How Card Grading Works: PSA, BGS, SGC, and CGC Explained
6 minute read · Updated July 2026
Grading is the hobby's answer to a simple problem: two people can look at the same card and honestly disagree about its condition. A grading company examines the card, assigns it a number on a 1 to 10 scale, and seals it in a tamper-evident holder called a slab. That number travels with the card forever, which is why graded cards are easier to buy, sell, and price than raw ones.
This guide covers what the major companies actually grade, what the numbers mean, and how to decide whether grading a card makes sense for you.
What graders look at
Every major company evaluates the same four things. Centering measures how evenly the image sits between the borders, front and back. Corners are checked under magnification for the softness and whitening that handling causes. Edges are examined for chipping and rough cuts. Surface covers print lines, scratches, stains, creases, and focus of the print itself.
A single flaw can cap a grade. A card with perfect corners but a crease will grade low no matter how clean it looks in a photo, which is one reason in-hand photos of the actual card matter so much when buying raw.
The big four grading companies
PSA is the largest and most recognized name, and PSA 10 (Gem Mint) is the benchmark grade most modern collectors chase. PSA uses a 1 to 10 scale with half grades below 10.
BGS (Beckett) is known for subgrades: every BGS slab shows separate scores for centering, corners, edges, and surface alongside the overall grade. A BGS 10 Pristine is rarer than a PSA 10, and the famous Black Label 10 requires perfect 10s in all four subgrades.

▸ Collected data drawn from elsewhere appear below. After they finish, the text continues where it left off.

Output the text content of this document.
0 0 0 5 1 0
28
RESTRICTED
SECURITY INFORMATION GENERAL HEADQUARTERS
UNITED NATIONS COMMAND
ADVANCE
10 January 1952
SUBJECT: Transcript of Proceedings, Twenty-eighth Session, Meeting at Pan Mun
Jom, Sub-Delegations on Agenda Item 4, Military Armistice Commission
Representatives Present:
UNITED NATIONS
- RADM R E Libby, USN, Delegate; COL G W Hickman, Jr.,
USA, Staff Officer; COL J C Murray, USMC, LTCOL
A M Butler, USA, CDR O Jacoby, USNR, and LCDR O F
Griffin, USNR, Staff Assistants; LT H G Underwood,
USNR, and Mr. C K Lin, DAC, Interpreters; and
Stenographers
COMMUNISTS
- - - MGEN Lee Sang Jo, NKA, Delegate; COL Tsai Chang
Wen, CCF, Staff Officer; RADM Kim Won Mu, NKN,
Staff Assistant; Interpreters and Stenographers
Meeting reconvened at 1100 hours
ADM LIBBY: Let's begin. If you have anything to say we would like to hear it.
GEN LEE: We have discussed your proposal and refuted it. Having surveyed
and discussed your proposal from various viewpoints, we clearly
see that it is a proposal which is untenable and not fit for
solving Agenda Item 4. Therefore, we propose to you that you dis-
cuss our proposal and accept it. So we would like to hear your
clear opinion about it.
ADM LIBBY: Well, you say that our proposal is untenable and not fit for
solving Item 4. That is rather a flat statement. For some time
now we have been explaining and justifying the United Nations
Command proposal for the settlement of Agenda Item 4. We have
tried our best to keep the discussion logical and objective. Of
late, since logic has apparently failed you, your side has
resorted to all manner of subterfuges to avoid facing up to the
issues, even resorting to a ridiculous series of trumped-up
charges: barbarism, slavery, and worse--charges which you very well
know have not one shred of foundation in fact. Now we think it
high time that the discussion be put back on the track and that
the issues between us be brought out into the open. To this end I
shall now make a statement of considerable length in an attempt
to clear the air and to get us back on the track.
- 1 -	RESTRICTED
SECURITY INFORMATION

SGC has graded cards since the late 1990s and is especially respected for vintage. Its black tuxedo slab is popular with collectors of pre-1980 cards.
CGC came from the comic book world and has become a serious option for Pokemon and other trading card games, with a reputation for strict surface checks.
- PSA: biggest market recognition, strongest resale liquidity on modern cards
- BGS: subgrades tell you exactly why a card earned its number
- SGC: vintage specialist with fast-growing acceptance across sports
- CGC: strong in Pokemon and TCGs, comic book heritage
What the numbers mean
A 10 is gem mint: sharp corners, clean surface, strong centering. A 9 is mint, usually one barely visible flaw. An 8 is near mint to mint and still displays beautifully. A 7 shows honest light wear. Grades of 5 and 6 mean visible wear that a photo will show. Anything 4 and below has significant flaws such as creases, rounded corners, or writing, though for rare vintage cards even a 1 can carry real value because the card itself is scarce in any condition.
Ungraded cards are called raw. On this site, raw cards are listed with an honest condition call and photographed in hand, and graded cards state the company and grade right in the title.
Is grading worth it?
Grading costs money per card and takes time, so the math only works when the grade unlocks more value than the fee. Three questions help: Is the card worth meaningfully more in a high grade? Does it actually look gem mint under a bright light and magnification? And is the card authentic beyond doubt? If a card is a low-value base card, grading usually costs more than the card will ever be worth.
Check current pricing and turnaround directly on each company's site before submitting, because service levels and fees change. When in doubt, compare recent sold prices for the same card raw versus graded.